At the beginning of the blog I told you that photosynthesis would teach us about evolution. Here is your dramatically condensed, Common Science, history of the earth:
·         The earth was formed 4.5 billion years ago,
·         Single-celled life began 3.8 billion years ago;
·         Over the course of the next 800 million years, those single celled organisms evolved sufficiently to make chlorophyll, which was the beginning of oxygen in our atmosphere;
·         After about another 1.5 billion years, organisms which had been making chlorophyll for over a billion years learned to make a variant with an iron atom in the middle instead of a magnesium atom.

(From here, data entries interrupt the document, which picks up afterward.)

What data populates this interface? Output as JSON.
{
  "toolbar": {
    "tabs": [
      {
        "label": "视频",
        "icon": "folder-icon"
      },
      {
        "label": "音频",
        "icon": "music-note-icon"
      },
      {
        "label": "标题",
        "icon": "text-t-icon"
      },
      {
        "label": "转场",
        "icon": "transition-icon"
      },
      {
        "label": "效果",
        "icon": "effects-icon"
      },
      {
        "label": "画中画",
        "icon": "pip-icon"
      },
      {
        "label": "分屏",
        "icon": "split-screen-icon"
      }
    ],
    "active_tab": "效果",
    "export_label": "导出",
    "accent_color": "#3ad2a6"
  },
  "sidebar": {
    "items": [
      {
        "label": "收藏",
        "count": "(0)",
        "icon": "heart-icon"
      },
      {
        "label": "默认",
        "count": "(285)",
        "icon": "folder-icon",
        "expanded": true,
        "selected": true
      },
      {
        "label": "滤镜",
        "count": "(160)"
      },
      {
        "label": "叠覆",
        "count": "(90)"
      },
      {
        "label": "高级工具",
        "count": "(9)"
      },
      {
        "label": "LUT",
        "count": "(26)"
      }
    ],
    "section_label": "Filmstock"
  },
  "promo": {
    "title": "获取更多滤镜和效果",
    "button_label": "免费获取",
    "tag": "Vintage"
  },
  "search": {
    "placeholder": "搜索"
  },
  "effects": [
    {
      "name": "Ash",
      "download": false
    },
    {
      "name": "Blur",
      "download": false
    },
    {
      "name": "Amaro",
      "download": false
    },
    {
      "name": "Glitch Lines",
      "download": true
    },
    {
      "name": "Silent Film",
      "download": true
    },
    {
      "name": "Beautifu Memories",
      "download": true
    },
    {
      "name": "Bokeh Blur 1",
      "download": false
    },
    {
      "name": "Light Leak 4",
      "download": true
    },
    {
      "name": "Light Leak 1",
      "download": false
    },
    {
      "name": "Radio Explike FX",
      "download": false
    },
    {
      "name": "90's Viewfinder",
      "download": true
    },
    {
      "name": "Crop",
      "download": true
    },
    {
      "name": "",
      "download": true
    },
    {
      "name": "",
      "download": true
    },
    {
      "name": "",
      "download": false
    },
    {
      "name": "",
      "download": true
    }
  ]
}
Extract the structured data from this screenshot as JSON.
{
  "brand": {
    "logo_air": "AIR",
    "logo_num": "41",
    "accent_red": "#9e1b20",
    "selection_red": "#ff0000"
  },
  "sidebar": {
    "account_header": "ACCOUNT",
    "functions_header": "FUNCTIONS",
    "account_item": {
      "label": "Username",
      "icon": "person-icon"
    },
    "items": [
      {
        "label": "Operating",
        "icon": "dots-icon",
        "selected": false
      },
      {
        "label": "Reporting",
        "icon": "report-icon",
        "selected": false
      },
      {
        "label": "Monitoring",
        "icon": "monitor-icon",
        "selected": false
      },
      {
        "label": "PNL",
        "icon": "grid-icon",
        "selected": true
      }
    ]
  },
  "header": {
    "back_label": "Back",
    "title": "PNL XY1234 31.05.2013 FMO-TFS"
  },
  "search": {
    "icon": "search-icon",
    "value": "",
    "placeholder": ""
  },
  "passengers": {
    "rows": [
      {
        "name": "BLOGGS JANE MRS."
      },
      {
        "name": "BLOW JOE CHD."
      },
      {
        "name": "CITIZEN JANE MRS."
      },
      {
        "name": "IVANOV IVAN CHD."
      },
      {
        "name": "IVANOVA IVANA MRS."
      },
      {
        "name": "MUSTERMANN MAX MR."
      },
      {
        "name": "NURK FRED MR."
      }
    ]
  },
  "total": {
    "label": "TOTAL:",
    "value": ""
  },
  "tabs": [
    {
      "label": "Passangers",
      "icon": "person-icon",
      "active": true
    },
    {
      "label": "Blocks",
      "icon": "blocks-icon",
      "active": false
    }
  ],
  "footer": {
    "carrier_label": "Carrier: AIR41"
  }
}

 This had some remarkable consequences.
 
A defining feature of life is respiration. The advent of hemoglobin, with its ability to transport oxygen into the interior and an organism and bring carbon dioxide back out, opened up the possibility for multi-cellular animals to evolve.   For organisms to become larger yet, there was a need for an inner support structure, bones, giving rise to vertebrates like us. 
 
If we trace our evolutionary history backward, somewhere there is our mother, a plant which started making a version of chlorophyll with an iron atom instead of a magnesium atom creating daughters who could now transport oxygen. Then all we needed to do was wait another couple of billion years and here we are.